The Rose Bowl. Sofia Gardens. Chester-Le-Street. Headingley. The Oval. What do they have in common? You may not know it but they’re all cricket grounds. But they all share something else in common – they all have bastardised corporate sponsor names that stick in my throat like a piece of semi-masticated beef gristle.
They are now as follows: The Ageas Bowl. The SWALEC Stadium. Emirates Durham ICG. Headingley Carnegie. The Kia Oval. Names as hollow as the regard that a Korean budget car manufacturer actually has for cricket.
Like most sports, cricket is going the way of football in following the scent of hard cash, which is why we have to suffer the horror of Sky’s coverage (Bob Willis, Ian Botham, Ian Ward, Nick KNight, Charles Colville).
No-one in their right mind should ever utter these names – and it was refreshing to hear a couple of England cricketers ignore Mike Atherton’s repeated trumping of ‘the Ageas Bowl’and doggedly refer to it as the Rose Bowl.
Ah, Rose Bowl. A pretty name. It was named after Hampshire’s crest and the curve of the pitch. Nice eh? Not nice enough for Belgium-Dutch multinational insurance company Ageas. If they were stump up some cash (naming rights are sold for surprisingly small amounts of money – Ageas are getting their name read out regularly by chumps like Athers on Sky; name written in national newspapers and plenty of local publicity for a measly £2m over six years) then they were damn well going to transform the club into a piece of corporate art.
Sophia Gardens was named after Sophia Rawdon-Hastings, the wife of a posh Welsh Georgian nob. So, a nice little regional, historical reference. Still, The SWALEC Stadium has a ring to it, eh?
The Oval. So named for its unusual shape – a name going back over 150 years. And, in recent years variously The Fosters Oval, AMP Oval, Brit Insurance Oval. And now named after Kia, who make cheap and utterly tedious little econoboxes. Big connection with all that South London, gas-holder, West-Indian cricket chic.
Headingley Carnegie, meanwhile, breathlessly offers sponsorship of its media centre, which is “now officially Yorkshire’s most globally viewed building” and boasts the following sponsorship opportunities on its website:
Perimeter branding
Stand Naming rights
Logo inclusion on tickets and literature
“Money can’t buy” access to players
Presence on yorkshireccc.com with 90,000 Monthly Unique Visitors
Inclusion in online newsletter
Product awareness stand/sampling opportunities at match days
Branding on the replay screen at every Yorkshire CCC fixture at Headingley Carnegie
Access to tickets
Use of facilities on non match days
Hospitality
Before we move on, just ponder the irony of offering corporate sponsors ‘money-can’t-buy’ access to players. That’s a special kind of bullshit, right there.
Headingley Carnegie isn’t as clear cut as the others, mind. As the ground is owned by the sports-orientated Carnegie University it gets its name on the bill. Fair enough. But renaming stands? Yeah, to hell with Verity, Wardle, Sutcliffe, Hutton, Trueman, Boycott, Close and Gough.

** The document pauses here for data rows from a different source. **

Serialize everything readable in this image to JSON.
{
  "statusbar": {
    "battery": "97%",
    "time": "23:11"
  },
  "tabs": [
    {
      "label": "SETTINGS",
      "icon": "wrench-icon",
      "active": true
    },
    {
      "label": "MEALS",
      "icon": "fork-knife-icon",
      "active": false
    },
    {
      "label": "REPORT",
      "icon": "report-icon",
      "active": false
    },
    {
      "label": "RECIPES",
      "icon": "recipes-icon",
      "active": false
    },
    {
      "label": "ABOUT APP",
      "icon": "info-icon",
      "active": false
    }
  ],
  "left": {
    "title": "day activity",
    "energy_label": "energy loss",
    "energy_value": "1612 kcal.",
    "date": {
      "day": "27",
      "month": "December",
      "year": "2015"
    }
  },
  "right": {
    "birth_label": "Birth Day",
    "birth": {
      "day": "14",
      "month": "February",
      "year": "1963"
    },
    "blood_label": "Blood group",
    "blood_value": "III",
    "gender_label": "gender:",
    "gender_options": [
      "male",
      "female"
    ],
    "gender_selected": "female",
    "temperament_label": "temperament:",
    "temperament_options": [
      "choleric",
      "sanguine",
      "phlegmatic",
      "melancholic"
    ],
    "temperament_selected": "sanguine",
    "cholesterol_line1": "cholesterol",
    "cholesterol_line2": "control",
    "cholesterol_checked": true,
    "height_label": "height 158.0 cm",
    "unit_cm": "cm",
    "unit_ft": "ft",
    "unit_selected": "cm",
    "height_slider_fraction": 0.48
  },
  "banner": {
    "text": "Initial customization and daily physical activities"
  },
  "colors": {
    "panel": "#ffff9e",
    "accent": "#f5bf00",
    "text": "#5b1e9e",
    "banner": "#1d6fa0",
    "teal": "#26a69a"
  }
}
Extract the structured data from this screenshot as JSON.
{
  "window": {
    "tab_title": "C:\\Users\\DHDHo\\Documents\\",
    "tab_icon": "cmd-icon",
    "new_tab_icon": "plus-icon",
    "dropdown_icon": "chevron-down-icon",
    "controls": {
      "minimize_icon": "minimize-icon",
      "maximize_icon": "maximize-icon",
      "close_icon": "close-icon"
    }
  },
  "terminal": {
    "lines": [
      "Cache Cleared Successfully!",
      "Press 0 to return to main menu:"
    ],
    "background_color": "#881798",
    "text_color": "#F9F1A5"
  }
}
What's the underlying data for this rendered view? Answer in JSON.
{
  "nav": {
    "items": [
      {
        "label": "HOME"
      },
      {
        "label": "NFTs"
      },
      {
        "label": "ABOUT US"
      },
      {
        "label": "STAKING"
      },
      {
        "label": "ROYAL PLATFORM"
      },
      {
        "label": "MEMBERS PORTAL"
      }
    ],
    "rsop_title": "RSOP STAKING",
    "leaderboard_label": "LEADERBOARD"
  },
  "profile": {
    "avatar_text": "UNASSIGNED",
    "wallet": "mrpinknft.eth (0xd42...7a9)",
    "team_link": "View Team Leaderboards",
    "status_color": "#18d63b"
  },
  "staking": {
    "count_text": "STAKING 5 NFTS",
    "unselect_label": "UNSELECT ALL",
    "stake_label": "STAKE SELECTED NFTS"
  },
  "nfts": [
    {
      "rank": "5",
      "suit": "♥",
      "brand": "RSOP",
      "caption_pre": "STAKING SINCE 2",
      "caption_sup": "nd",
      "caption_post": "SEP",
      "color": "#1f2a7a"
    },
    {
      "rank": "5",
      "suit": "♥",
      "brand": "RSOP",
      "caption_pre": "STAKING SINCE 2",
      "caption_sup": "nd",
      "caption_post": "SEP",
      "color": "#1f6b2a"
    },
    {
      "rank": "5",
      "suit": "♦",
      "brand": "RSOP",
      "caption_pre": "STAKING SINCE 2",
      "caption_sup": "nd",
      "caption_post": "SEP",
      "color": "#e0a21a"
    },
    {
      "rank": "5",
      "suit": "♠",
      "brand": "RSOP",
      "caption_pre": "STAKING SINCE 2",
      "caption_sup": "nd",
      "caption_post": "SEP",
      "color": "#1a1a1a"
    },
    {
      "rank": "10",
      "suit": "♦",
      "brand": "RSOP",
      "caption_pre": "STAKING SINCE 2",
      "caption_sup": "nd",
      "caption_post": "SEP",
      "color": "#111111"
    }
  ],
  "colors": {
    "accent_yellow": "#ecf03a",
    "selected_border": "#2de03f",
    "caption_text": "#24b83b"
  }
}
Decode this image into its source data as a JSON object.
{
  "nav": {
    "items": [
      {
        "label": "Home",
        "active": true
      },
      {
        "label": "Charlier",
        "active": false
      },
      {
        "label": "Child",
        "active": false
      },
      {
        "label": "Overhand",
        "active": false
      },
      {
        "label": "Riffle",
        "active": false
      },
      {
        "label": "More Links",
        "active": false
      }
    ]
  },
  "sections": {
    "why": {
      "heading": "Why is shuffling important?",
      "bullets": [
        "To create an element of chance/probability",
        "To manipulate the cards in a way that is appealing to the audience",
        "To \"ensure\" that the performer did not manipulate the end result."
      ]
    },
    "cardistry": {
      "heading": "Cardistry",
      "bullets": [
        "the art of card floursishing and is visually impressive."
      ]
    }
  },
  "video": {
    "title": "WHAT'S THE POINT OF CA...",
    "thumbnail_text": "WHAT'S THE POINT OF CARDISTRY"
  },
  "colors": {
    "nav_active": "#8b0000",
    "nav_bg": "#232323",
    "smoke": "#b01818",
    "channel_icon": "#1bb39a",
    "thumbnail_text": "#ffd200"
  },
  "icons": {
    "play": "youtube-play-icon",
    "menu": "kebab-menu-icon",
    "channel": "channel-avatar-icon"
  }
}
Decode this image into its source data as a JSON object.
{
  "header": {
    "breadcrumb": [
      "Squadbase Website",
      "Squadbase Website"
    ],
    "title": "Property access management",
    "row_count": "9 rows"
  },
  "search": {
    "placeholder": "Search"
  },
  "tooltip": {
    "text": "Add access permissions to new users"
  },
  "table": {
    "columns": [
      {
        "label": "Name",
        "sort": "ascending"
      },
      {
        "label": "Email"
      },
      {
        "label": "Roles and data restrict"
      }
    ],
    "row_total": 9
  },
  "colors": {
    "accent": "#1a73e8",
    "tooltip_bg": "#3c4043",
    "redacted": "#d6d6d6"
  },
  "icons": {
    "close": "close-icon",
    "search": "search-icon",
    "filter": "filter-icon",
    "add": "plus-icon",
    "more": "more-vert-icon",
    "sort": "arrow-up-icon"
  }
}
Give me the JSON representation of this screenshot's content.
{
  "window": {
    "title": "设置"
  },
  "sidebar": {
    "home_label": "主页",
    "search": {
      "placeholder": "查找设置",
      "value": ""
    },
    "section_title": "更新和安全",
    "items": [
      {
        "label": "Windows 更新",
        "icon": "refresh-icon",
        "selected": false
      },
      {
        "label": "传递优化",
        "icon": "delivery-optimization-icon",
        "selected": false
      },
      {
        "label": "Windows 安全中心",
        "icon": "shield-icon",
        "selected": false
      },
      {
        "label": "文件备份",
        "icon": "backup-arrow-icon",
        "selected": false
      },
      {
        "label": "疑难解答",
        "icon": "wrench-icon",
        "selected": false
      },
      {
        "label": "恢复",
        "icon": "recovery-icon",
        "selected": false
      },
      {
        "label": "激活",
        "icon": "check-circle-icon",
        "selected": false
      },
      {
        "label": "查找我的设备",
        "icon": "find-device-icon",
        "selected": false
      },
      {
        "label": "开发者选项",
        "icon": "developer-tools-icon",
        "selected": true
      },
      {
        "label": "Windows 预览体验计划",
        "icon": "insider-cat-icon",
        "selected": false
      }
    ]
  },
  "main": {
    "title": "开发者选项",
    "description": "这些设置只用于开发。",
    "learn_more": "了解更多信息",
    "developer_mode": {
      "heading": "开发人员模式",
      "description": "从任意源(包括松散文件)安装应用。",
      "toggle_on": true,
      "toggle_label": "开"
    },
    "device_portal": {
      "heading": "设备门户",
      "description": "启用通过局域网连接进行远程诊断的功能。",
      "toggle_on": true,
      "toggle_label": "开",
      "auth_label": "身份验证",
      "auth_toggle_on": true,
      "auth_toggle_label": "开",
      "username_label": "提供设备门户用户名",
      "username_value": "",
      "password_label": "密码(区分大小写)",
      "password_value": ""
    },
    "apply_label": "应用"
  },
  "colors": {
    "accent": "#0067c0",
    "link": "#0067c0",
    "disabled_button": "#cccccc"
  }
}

Make way for Stagecoach, Barclays, Sky Sports, Audi, Stella Artois and Vodaphone. Jimmy Anderson is now running in from the BP End at the Enron Bowl.
Inevitable? Maybe. Money for old rope? Certainly. But there’s something enormously dispiriting about it all. If cricket can’t hold out then sport’s doomed. Next we can probably turn to other cash-strapped edifices. The Tango Westminster Abbey. Hadrian’s Wall by G4S. The McDonalds New Forest.
It’s enough to make me weep into my Adidas handkerchief and Nestle Shreddies.